Pages

Ternyata Setan Pun Tak Bergairah Tanpa Film Hollywood

Share and Enjoy! :


Pemutaran film Harry Potter di Indonesia pada akhir Juli 2011 menandai masuknya kembali sejumlah film box office Hollywood di bioskop Tanah Air. Indonesia masih jadi ladang potensial bagi film-film asal Amerika Serikat ini.

Tak hanya Harry Potter bagian akhir yang tayang, film box office lainnya seperti Transformers 3 sudah tayang, menyusul Kung Fu Panda 2.

Sebelumnya kisruh soal film impor membuat film Hollywood berhenti tayang di bioskop sejak Februari lalu. Hal itu berimbas pada merosotnya penghasilan pemerintah dari pajak tontonan.

"Sebagai contoh, pada bulan pertama 2011, pendapatan dari pajak tontonan untuk wilayah DKI Jakarta tercatat Rp3,9 miliar. Sementara pada Juni 2011 turun ke angka Rp1,8 miliar. Berarti terjadi penurunan lebih dari 50%," papar Ketua Umum Gabungan Pengusaha Bioskop Seluruh Indonesia (GPBSI) Johny Syafrudin, dalam sebuah kesempatan.

Merosotnya penghasilan dari pajak tontonan ini karena menurunnya gairah penonton bioskop di Tanah Air. Ini sejak MPAA (Motion Pictures Association of America) menghentikan impor film pada Februari 2011.

Penurunan gairah penonton film untuk datang ke bioskop karena ketiadaan film-film Hollywood sudah diperkirakan oleh sutradara muda Hanung Bramantyo. Bahkan saat itu ia memprediksi industri perfilman Tanah Air akan mati.

"Jaringan 21 akan mati karena pendapatan yang mereka dapat 60% berasal dari penayangan film-film asing," katanya.

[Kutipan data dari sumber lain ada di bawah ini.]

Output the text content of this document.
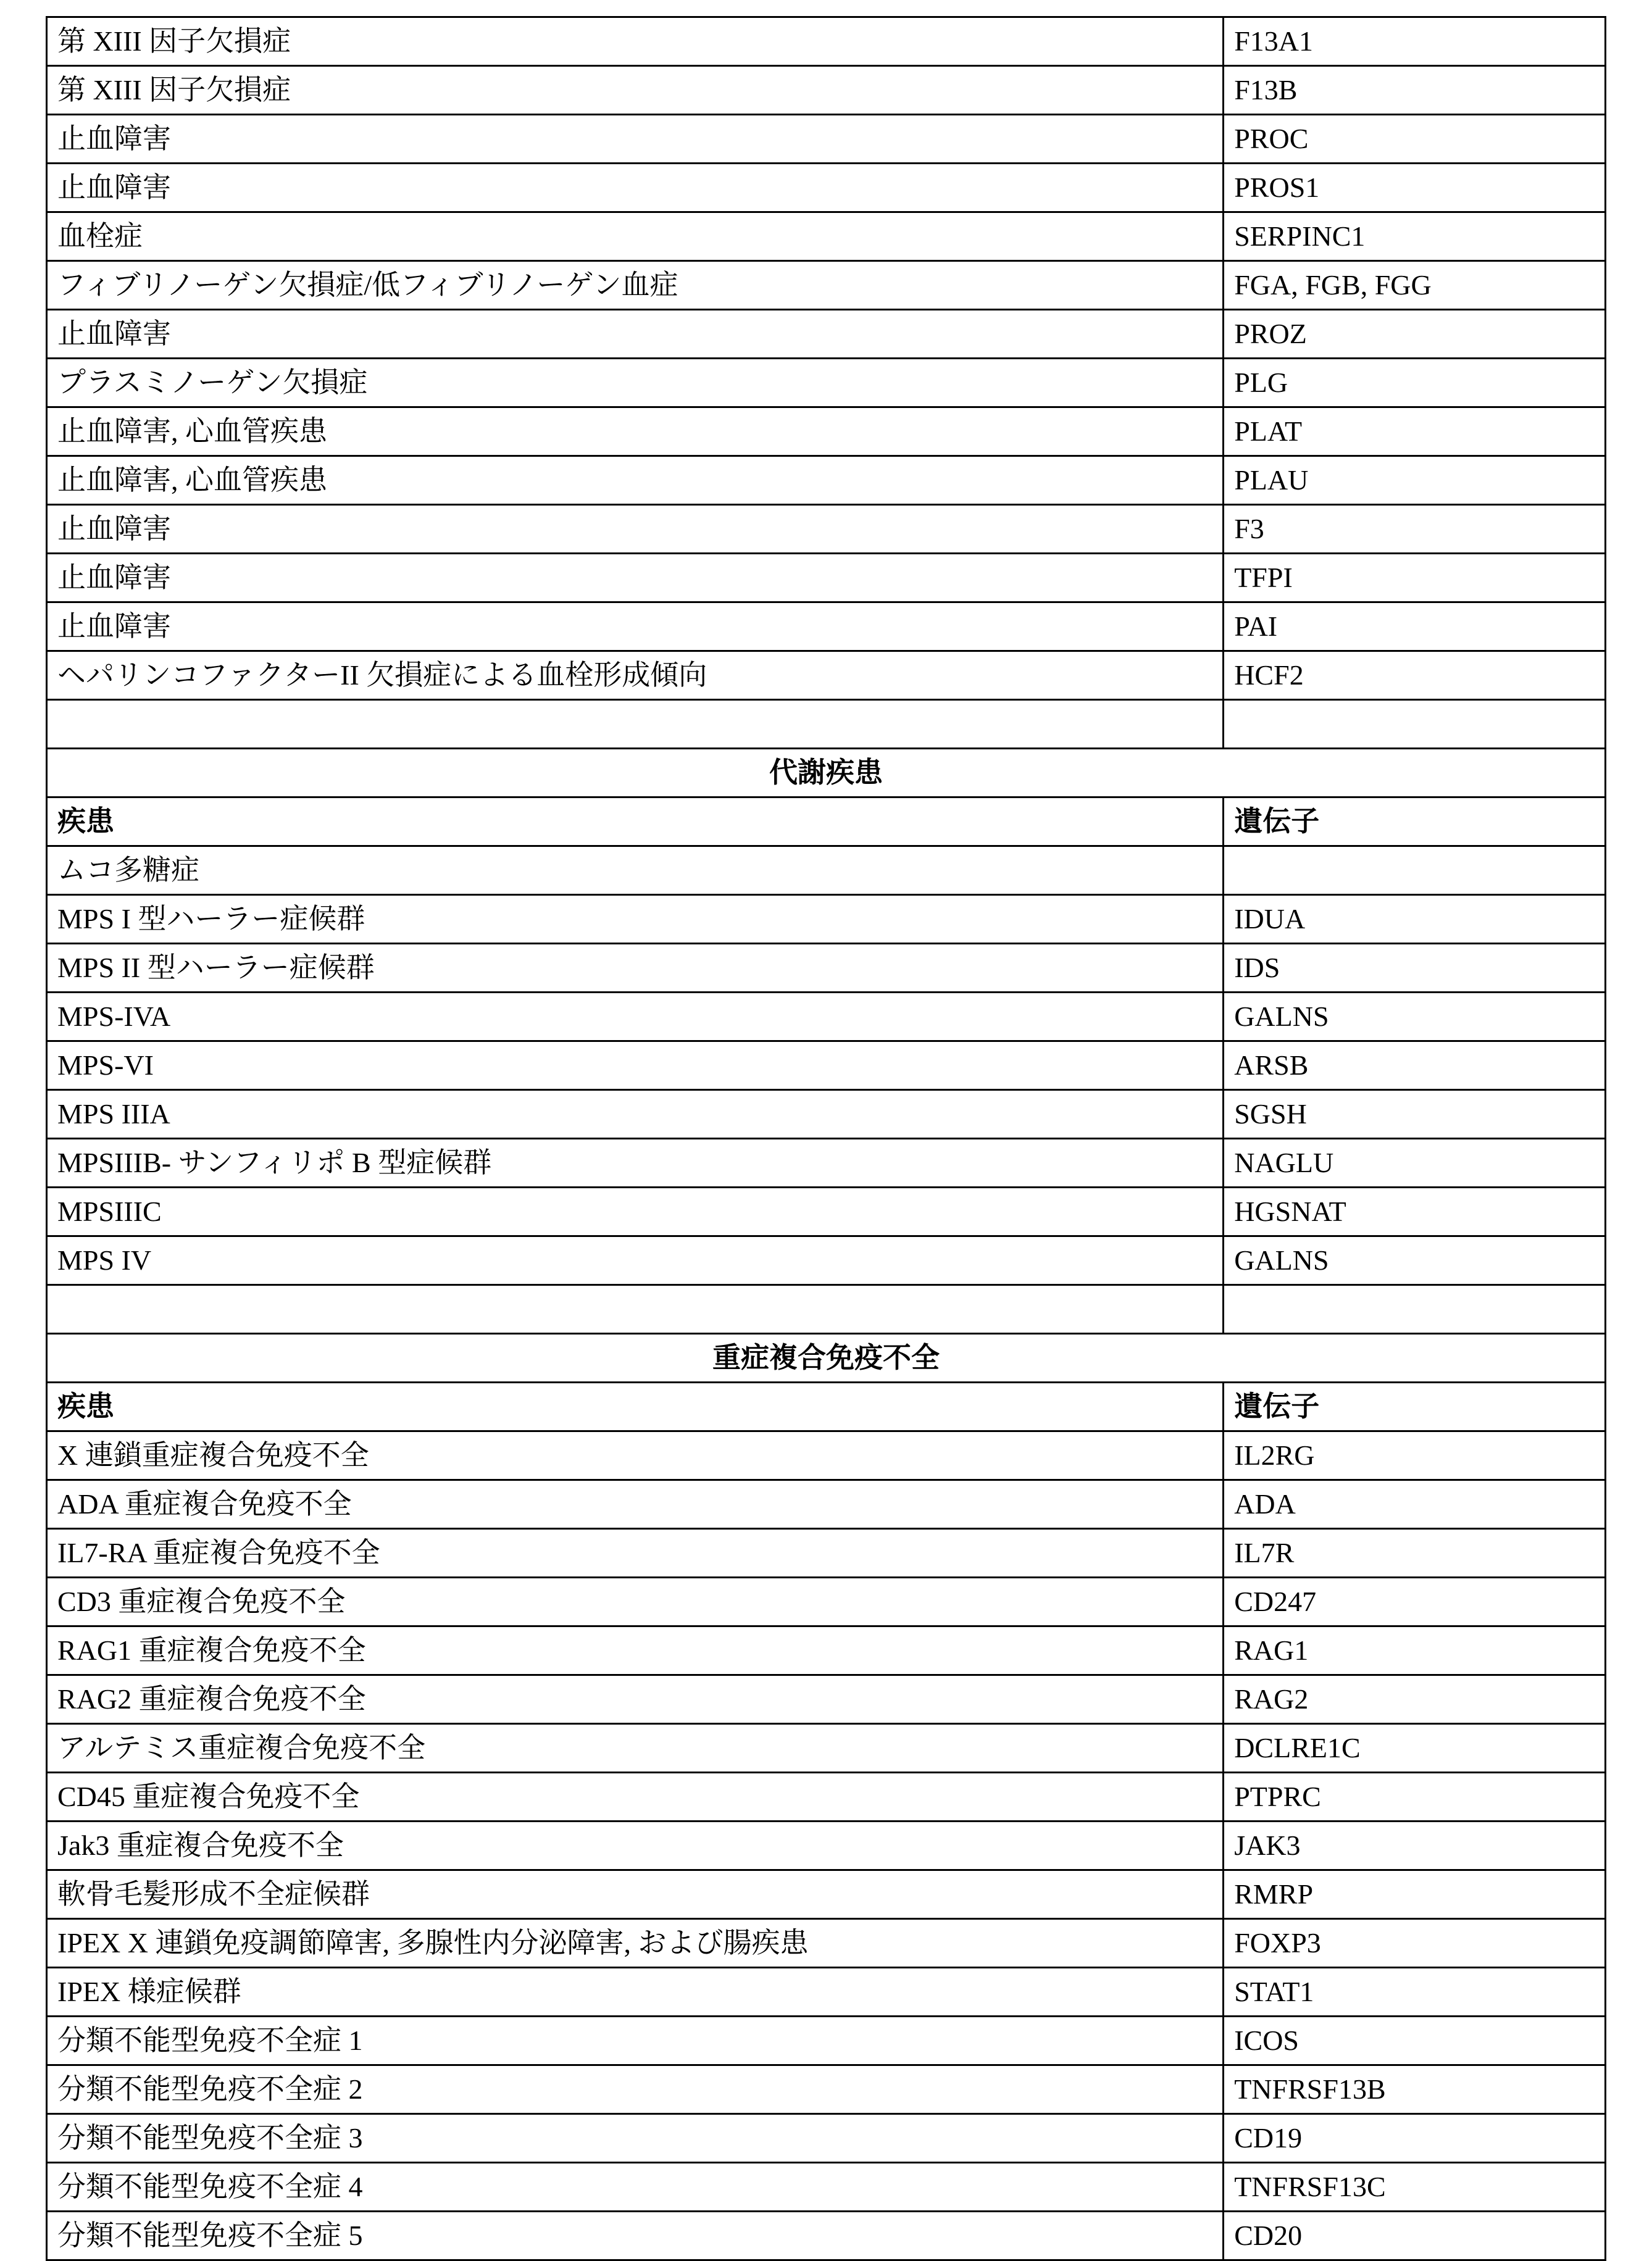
第 XIII 因子欠損症	F13A1
第 XIII 因子欠損症	F13B
止血障害	PROC
止血障害	PROS1
血栓症	SERPINC1
フィブリノーゲン欠損症/低フィブリノーゲン血症	FGA, FGB, FGG
止血障害	PROZ
プラスミノーゲン欠損症	PLG
止血障害, 心血管疾患	PLAT
止血障害, 心血管疾患	PLAU
止血障害	F3
止血障害	TFPI
止血障害	PAI
ヘパリンコファクターII 欠損症による血栓形成傾向	HCF2

代謝疾患	
疾患	遺伝子
ムコ多糖症	
MPS I 型ハーラー症候群	IDUA
MPS II 型ハーラー症候群	IDS
MPS-IVA	GALNS
MPS-VI	ARSB
MPS IIIA	SGSH
MPSIIIB- サンフィリポ B 型症候群	NAGLU
MPSIIIC	HGSNAT
MPS IV	GALNS

重症複合免疫不全	
疾患	遺伝子
X 連鎖重症複合免疫不全	IL2RG
ADA 重症複合免疫不全	ADA
IL7-RA 重症複合免疫不全	IL7R
CD3 重症複合免疫不全	CD247
RAG1 重症複合免疫不全	RAG1
RAG2 重症複合免疫不全	RAG2
アルテミス重症複合免疫不全	DCLRE1C
CD45 重症複合免疫不全	PTPRC
Jak3 重症複合免疫不全	JAK3
軟骨毛髪形成不全症候群	RMRP
IPEX X 連鎖免疫調節障害, 多腺性内分泌障害, および腸疾患	FOXP3
IPEX 様症候群	STAT1
分類不能型免疫不全症 1	ICOS
分類不能型免疫不全症 2	TNFRSF13B
分類不能型免疫不全症 3	CD19
分類不能型免疫不全症 4	TNFRSF13C
分類不能型免疫不全症 5	CD20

Memang tak sedikit pula kalangan perfilman Indonesia melihat ketiadaan film Hollywood saat itu sebagai peluang emas untuk menjadikan film Indonesia laris manis di negerinya sendiri. Namun, ternyata dalam masa vakum tersebut tidak muncul film Indonesia yang fenomenal dalam menarik penonton potensial untuk datang ke bioskop.

Keberadaan film lokal Indonesia memang masih didominasi oleh genre horor yang tak jarang berkonten seksual. Namun kehadiran setan, pocong, kuntilanak, paha-paha mulus artis papan atas Indonesia tak berkutik menghadapi pasar bioskop yang lesu akibat ketiadaan film Hollywood.

Meski para bintang utamanya sudah tampil maksimal, sehingga akting jambak-jambakannya berujung di ruang Pengadilan Negeri Jakarta Timur. Bahkan ada produser yang menggunakan 'senjata' dengan 13 Cara Memang Setan, namun statement keberhasilan film itu hanya berasal dari produsernya saja.

Industri film Indonesia memang berbeda dengan industri film Hollywood. Industri film Indonesia terbagi dua besar antara sineas yang berpikir menggeruk keuntungan dengan karya murahan, dan sineas idealis yang merasa bangga minta ampun karena filmnya hanya berhasil di sejumlah festival film. Hanya sedikit sineas yang berusaha memadukan unsur idealisme dengan komersialisme.

Sementara film-film Hollywood betul-betul berorientasi pada sisi komersial, karena mengandalkan teknologi canggih dan finansial besar, yang tentu saja selain harus balik modal juga harus memenuhi margin yang diharapkan.

Harusnya, merebaknya kembali film box office Hollywood di Indonesia, membuat para sineas idealis berpikir bahwa filmnya juga bisa mendominasi sejumlah festival film dunia, sekaligus bisa merebut hati mayarakat Indonesia.

Kedengarannya basi, tetapi lebih baik menaruh harapan positif daripada melihat film-film Indonesia mati berdiri.